Referring back the wikipedia article:
The main difference is that wavelets
are localized in both time and
frequency whereas the standard Fourier
transform is only localized in
frequency.
So if you can be localized only in time (or space, pick your interpretation of the abscissa) then Wavelets (or discrete cosine transform) are a reasonable approach. But if you need to go on and on and on, then you need the fourier transform.
Read more about LFT at http://homepages.dias.ie/~ajones/publications/28.pdf
Here is the abstract:
We present an exact and analytical expression for the Fourier transform of a function that has been sampled logarithmically. The procedure is significantly more efficient computationally than the fast Fourier transformation (FFT) for transforming functions or measured responses which decay slowly with increasing abscissa value. We illustrate the proposed method with an example from electromagnetic geophysics, where the scaling is often such that our logarithmic Fourier transform (LFT) should be applied. For the example chosen, we are able to obtain results that agree with those from an FFT to within 0.5 per cent in a time that is a factor of 1.0e2 shorter. Potential applications of our LFT in geophysics include conversion of wide-band electromagnetic frequency responses to transient responses, glacial loading and unloading,
aquifer recharge problems, normal mode and earth tide studies in seismology, and impulsive shock wave modelling.
EDIT: After reading up on this I think this algorithm is not really useful for this question, I will give a description anyway for other readers.
There is also the Filon's algorithm a method based on Filon's qudrature which can be found in Numerical Recipes this [PhD thesis][1].
The timescale is log spaced as is the resulting frequeny scale.
This algorithm is used for data/functions which decayed to 0 in the observed time interval (which is probably not your case), a typical simple example would be an exponential decay.
If your data is noted by points (x_0,y_0),(x_1,y_1)...(x_i,y_i) and you want to calculate the spectrum A(f) where f is the frequency from lets say f_min=1/x_max to f_max=1/x_min
log spaced.
The real part for each frequency f is then calculated by:
A(f) = sum from i=0...i-1 { (y_i+1 - y_i)/(x_i+1 - x_i) * [ cos(2*pi*f * t_i+1) - cos(2*pi*f*t_i) ]/((2*pi*f)^2) }
The imaginary part is:
A(f) = y_0/(2*pi*f) + sum from i=0...i-1 { (y_i+1 - y_i)/(x_i+1 - x_i) * [ sin(2*pi*f * t_i+1) - sin(2*pi*f*t_i) ]/((2*pi*f)^2) }
[1] Blochowicz, Thomas: Broadband Dielectric Spectroscopy in Neat and Binary Molecular Glass Formers. University of Bayreuth, 2003, Chapter 3.2.3
To do what you want, you need to measure different time Windows, which means lower frequencies get update least often (inversely proportional to powers of 2).
Check FPPO here:
https://www.rationalacoustics.com/files/FFT_Fundamentals.pdf
This means that higher frequencies will update more often, but you always average (moving average is good), but can also let it move faster.

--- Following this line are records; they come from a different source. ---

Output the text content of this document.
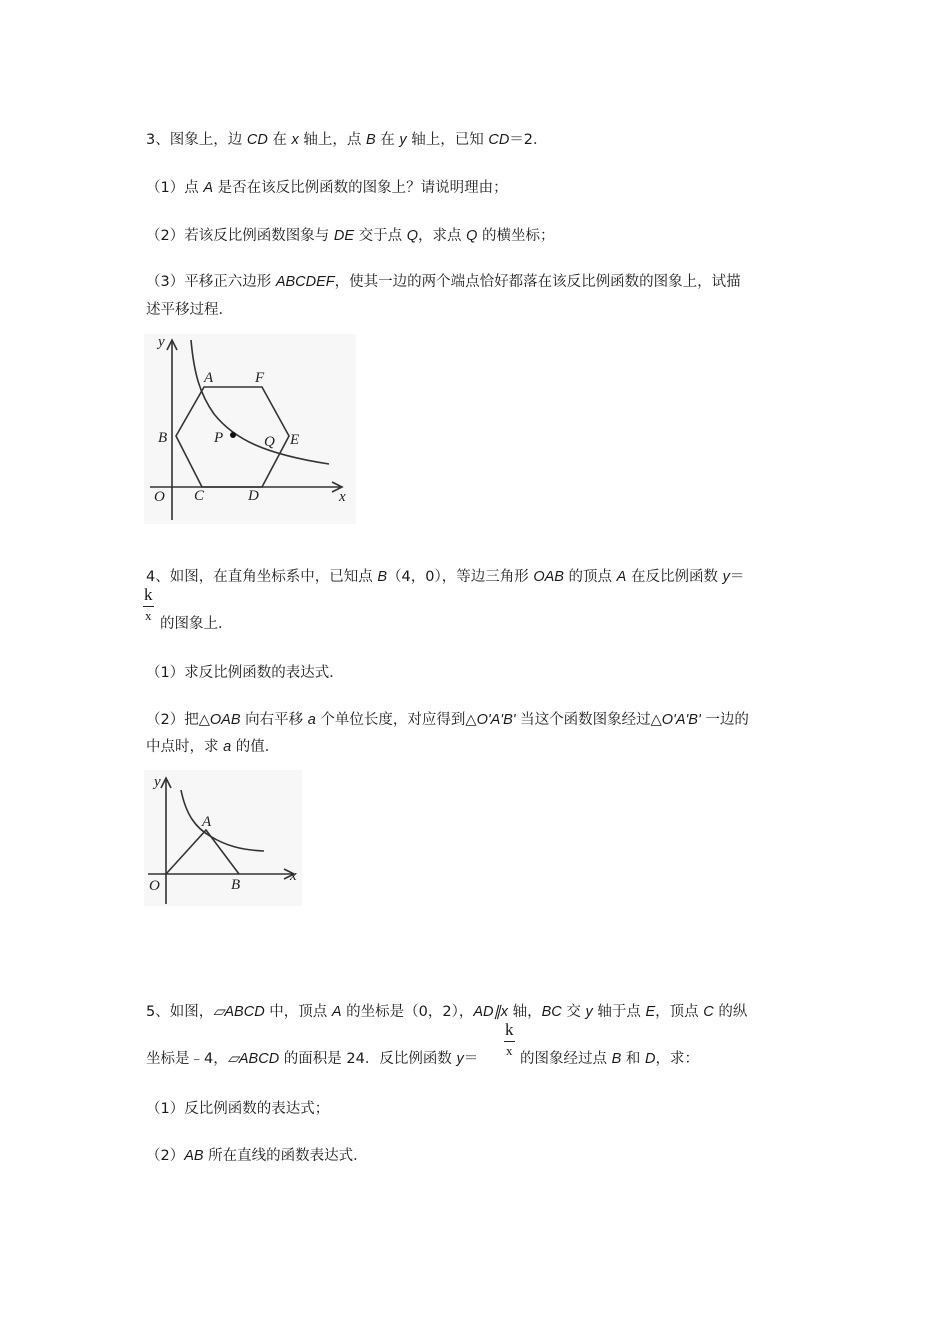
3、图象上，边 CD 在 x 轴上，点 B 在 y 轴上，已知 CD＝2．
（1）点 A 是否在该反比例函数的图象上？请说明理由；
（2）若该反比例函数图象与 DE 交于点 Q，求点 Q 的横坐标；
（3）平移正六边形 ABCDEF，使其一边的两个端点恰好都落在该反比例函数的图象上，试描
述平移过程．
y
A	F
B	P	Q E
O C	D	x
4、如图，在直角坐标系中，已知点 B（4，0），等边三角形 OAB 的顶点 A 在反比例函数 y＝
k
x
的图象上．
（1）求反比例函数的表达式．
（2）把△OAB 向右平移 a 个单位长度，对应得到△O'A'B' 当这个函数图象经过△O'A'B' 一边的
中点时，求 a 的值．
y
A
O	B
x
5、如图，▱ABCD 中，顶点 A 的坐标是（0，2），AD∥x 轴，BC 交 y 轴于点 E，顶点 C 的纵
坐标是﹣4，▱ABCD 的面积是 24．反比例函数 y＝
k
x
的图象经过点 B 和 D，求：
（1）反比例函数的表达式；
（2）AB 所在直线的函数表达式．
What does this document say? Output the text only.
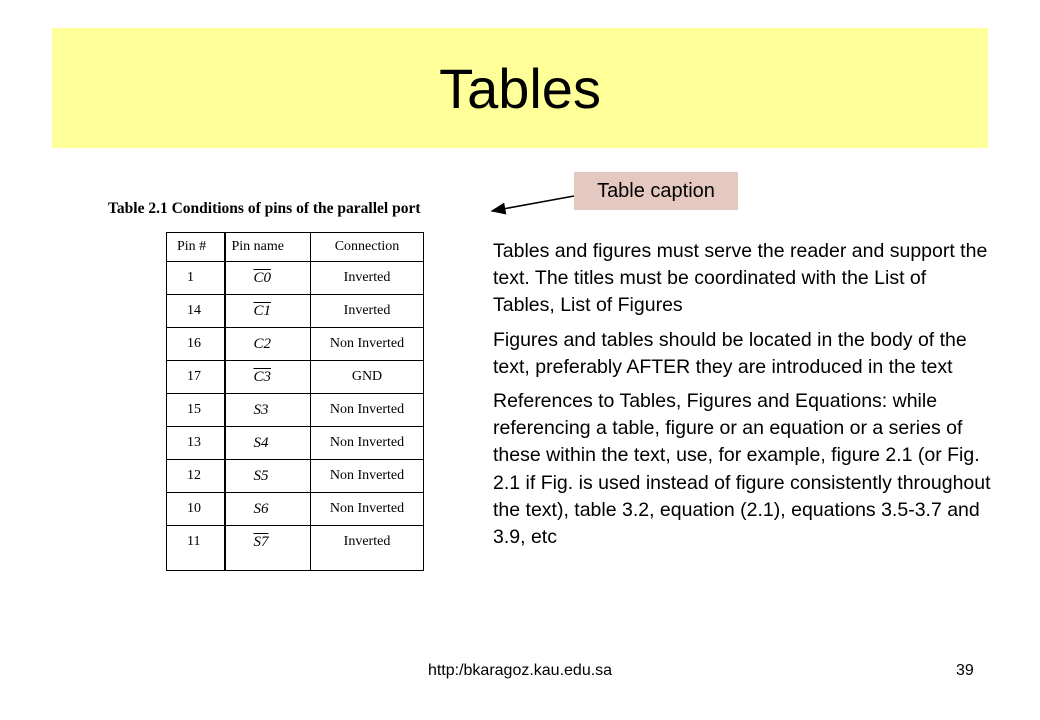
Tables
Table caption
Table 2.1 Conditions of pins of the parallel port
Pin #	Pin name	Connection
1	C0	Inverted
14	C1	Inverted
16	C2	Non Inverted
17	C3	GND
15	S3	Non Inverted
13	S4	Non Inverted
12	S5	Non Inverted
10	S6	Non Inverted
11	S7	Inverted

Tables and figures must serve the reader and support the text. The titles must be coordinated with the List of Tables, List of Figures

Figures and tables should be located in the body of the text, preferably AFTER they are introduced in the text

References to Tables, Figures and Equations: while referencing a table, figure or an equation or a series of these within the text, use, for example, figure 2.1 (or Fig. 2.1 if Fig. is used instead of figure consistently throughout the text), table 3.2, equation (2.1), equations 3.5-3.7 and 3.9, etc

http:/bkaragoz.kau.edu.sa	39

Of course, if plan on using the inverse FFT, you don't want any of this. Also, to have better accuracy (smaller bandwidth) at lower frequencies, means these need to update much more slowly, like 16k Windows (1/3 m/s).
Yeah, a low frequency signal naturally travels slowly, and thus of course, you need a lot of time to detect them. This is not a problem that math can fix. It's a natural trade of, and you can't have high accuracy a lower frequency and fast response.
I think the link I provide will clarify some of your options...7 years after you asked the question, unfortunately.